Originally identified as letters of the Cherokee alphabet, invented by George Guess (Sequoyah) in the 1820s, the Bat Creek inscription (drawing above) actually resembles paleo-Hebrew more than it does Cherokee. Based on the translation offered by Semitic languages scholar Cyrus Gordon in 1970 and slightly modified by author J. Huston McCulloch, the letters of the top line (from right to left) have been tentatively identified as a backwards resh (r), qoph (q), lamed (l), yod (y), heh (h), waw (w), daleth (d) and a trace of a broken mem (m). The highlighted paleo-Hebrew letters in the chart (opposite), compiled by Mark McLean under the supervision of Harvard professor Frank Moore Cross, show the form of the letters that McCulloch believes most closely resemble those in this line. (In the case of the waw and daleth, even closer parallels can be found, respectively, in a fourth-century B.C. seal of the governor of Samaria (below) and in the Dead Sea Scroll called 11Q paleo Lev, according to McCulloch.) A commalike word divider separates the first two letters from the others on the first line. As rq lyhwdm, the inscription would read, “But for the Judeans.” Alternatively, if the first two letters are zq, as proposed by Robert R. Stieglitz, the line would read, “A comet for the Judeans.” If either of these readings is correct, the inscription would date to the first or second century A.D.

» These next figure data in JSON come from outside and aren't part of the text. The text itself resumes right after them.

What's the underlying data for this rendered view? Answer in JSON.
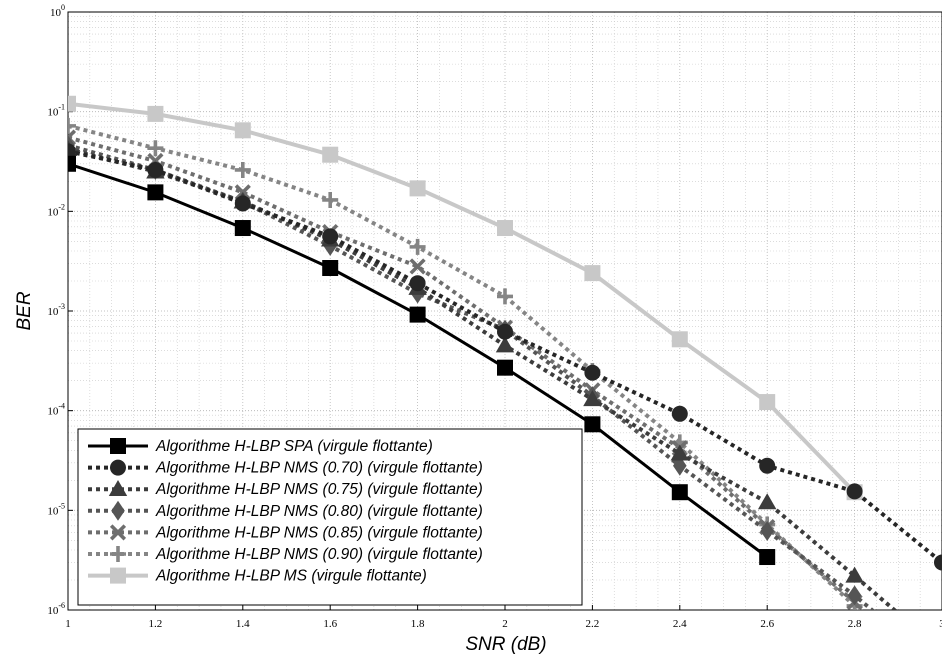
{
  "chart_data": {
    "type": "line",
    "xlabel": "SNR (dB)",
    "ylabel": "BER",
    "yscale": "log",
    "xlim": [
      1,
      3
    ],
    "ylim": [
      1e-06,
      1
    ],
    "x_ticks": [
      "1",
      "1.2",
      "1.4",
      "1.6",
      "1.8",
      "2",
      "2.2",
      "2.4",
      "2.6",
      "2.8",
      "3"
    ],
    "y_ticks": [
      {
        "base": "10",
        "exp": "0"
      },
      {
        "base": "10",
        "exp": "-1"
      },
      {
        "base": "10",
        "exp": "-2"
      },
      {
        "base": "10",
        "exp": "-3"
      },
      {
        "base": "10",
        "exp": "-4"
      },
      {
        "base": "10",
        "exp": "-5"
      },
      {
        "base": "10",
        "exp": "-6"
      }
    ],
    "grid": true,
    "legend_position": "bottom-left",
    "series": [
      {
        "name": "Algorithme H-LBP SPA (virgule flottante)",
        "color": "#000000",
        "dash": "solid",
        "marker": "square",
        "x": [
          1,
          1.2,
          1.4,
          1.6,
          1.8,
          2,
          2.2,
          2.4,
          2.6
        ],
        "y": [
          0.03,
          0.0155,
          0.0068,
          0.0027,
          0.00092,
          0.00027,
          7.3e-05,
          1.52e-05,
          3.4e-06
        ]
      },
      {
        "name": "Algorithme H-LBP NMS (0.70) (virgule flottante)",
        "color": "#262626",
        "dash": "dotted",
        "marker": "circle",
        "x": [
          1,
          1.2,
          1.4,
          1.6,
          1.8,
          2,
          2.2,
          2.4,
          2.6,
          2.8,
          3
        ],
        "y": [
          0.04,
          0.026,
          0.012,
          0.0056,
          0.0019,
          0.00062,
          0.00024,
          9.3e-05,
          2.8e-05,
          1.55e-05,
          3e-06
        ]
      },
      {
        "name": "Algorithme H-LBP NMS (0.75) (virgule flottante)",
        "color": "#3c3c3c",
        "dash": "dotted",
        "marker": "triangle",
        "x": [
          1,
          1.2,
          1.4,
          1.6,
          1.8,
          2,
          2.2,
          2.4,
          2.6,
          2.8,
          2.95
        ],
        "y": [
          0.042,
          0.025,
          0.0125,
          0.0052,
          0.0017,
          0.00045,
          0.00013,
          3.7e-05,
          1.2e-05,
          2.2e-06,
          6e-07
        ]
      },
      {
        "name": "Algorithme H-LBP NMS (0.80) (virgule flottante)",
        "color": "#555555",
        "dash": "dotted",
        "marker": "diamond",
        "x": [
          1,
          1.2,
          1.4,
          1.6,
          1.8,
          2,
          2.2,
          2.4,
          2.6,
          2.8,
          2.9
        ],
        "y": [
          0.046,
          0.026,
          0.0125,
          0.0045,
          0.0015,
          0.00065,
          0.00014,
          2.8e-05,
          6.2e-06,
          1.4e-06,
          6e-07
        ]
      },
      {
        "name": "Algorithme H-LBP NMS (0.85) (virgule flottante)",
        "color": "#6e6e6e",
        "dash": "dotted",
        "marker": "x",
        "x": [
          1,
          1.2,
          1.4,
          1.6,
          1.8,
          2,
          2.2,
          2.4,
          2.6,
          2.8,
          2.85
        ],
        "y": [
          0.055,
          0.032,
          0.0155,
          0.0062,
          0.0028,
          0.00068,
          0.00016,
          4.2e-05,
          6.8e-06,
          1.2e-06,
          6e-07
        ]
      },
      {
        "name": "Algorithme H-LBP NMS (0.90) (virgule flottante)",
        "color": "#858585",
        "dash": "dotted",
        "marker": "plus",
        "x": [
          1,
          1.2,
          1.4,
          1.6,
          1.8,
          2,
          2.2,
          2.4,
          2.6,
          2.8,
          2.85
        ],
        "y": [
          0.072,
          0.043,
          0.026,
          0.013,
          0.0044,
          0.0014,
          0.00025,
          4.8e-05,
          7.2e-06,
          1.1e-06,
          6e-07
        ]
      },
      {
        "name": "Algorithme H-LBP MS (virgule flottante)",
        "color": "#c8c8c8",
        "dash": "solid",
        "marker": "square",
        "x": [
          1,
          1.2,
          1.4,
          1.6,
          1.8,
          2,
          2.2,
          2.4,
          2.6,
          2.8
        ],
        "y": [
          0.12,
          0.095,
          0.065,
          0.037,
          0.017,
          0.0068,
          0.0024,
          0.00052,
          0.000122,
          1.52e-05
        ]
      }
    ]
  }
}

The problematic lone letter in the second line could, McCulloch believes, be an aleph (’), a waw (w) or even a samekh (s). As an aleph or waw, the letter might signify, respectively, “Year 1” or “Year 6” of one of the Jewish revolts against Rome, in the first and second centuries A.D.

According to Professor P. Kyle McCarter, Jr., however, the five best letters (lyhwd) exhibit too many irregularities to be genuine, and the proposed spelling (lyhwdm) omits a necessary vowel (y) between the d and m (see “Let’s be Serious About the Bat Creek Stone,” in this issue).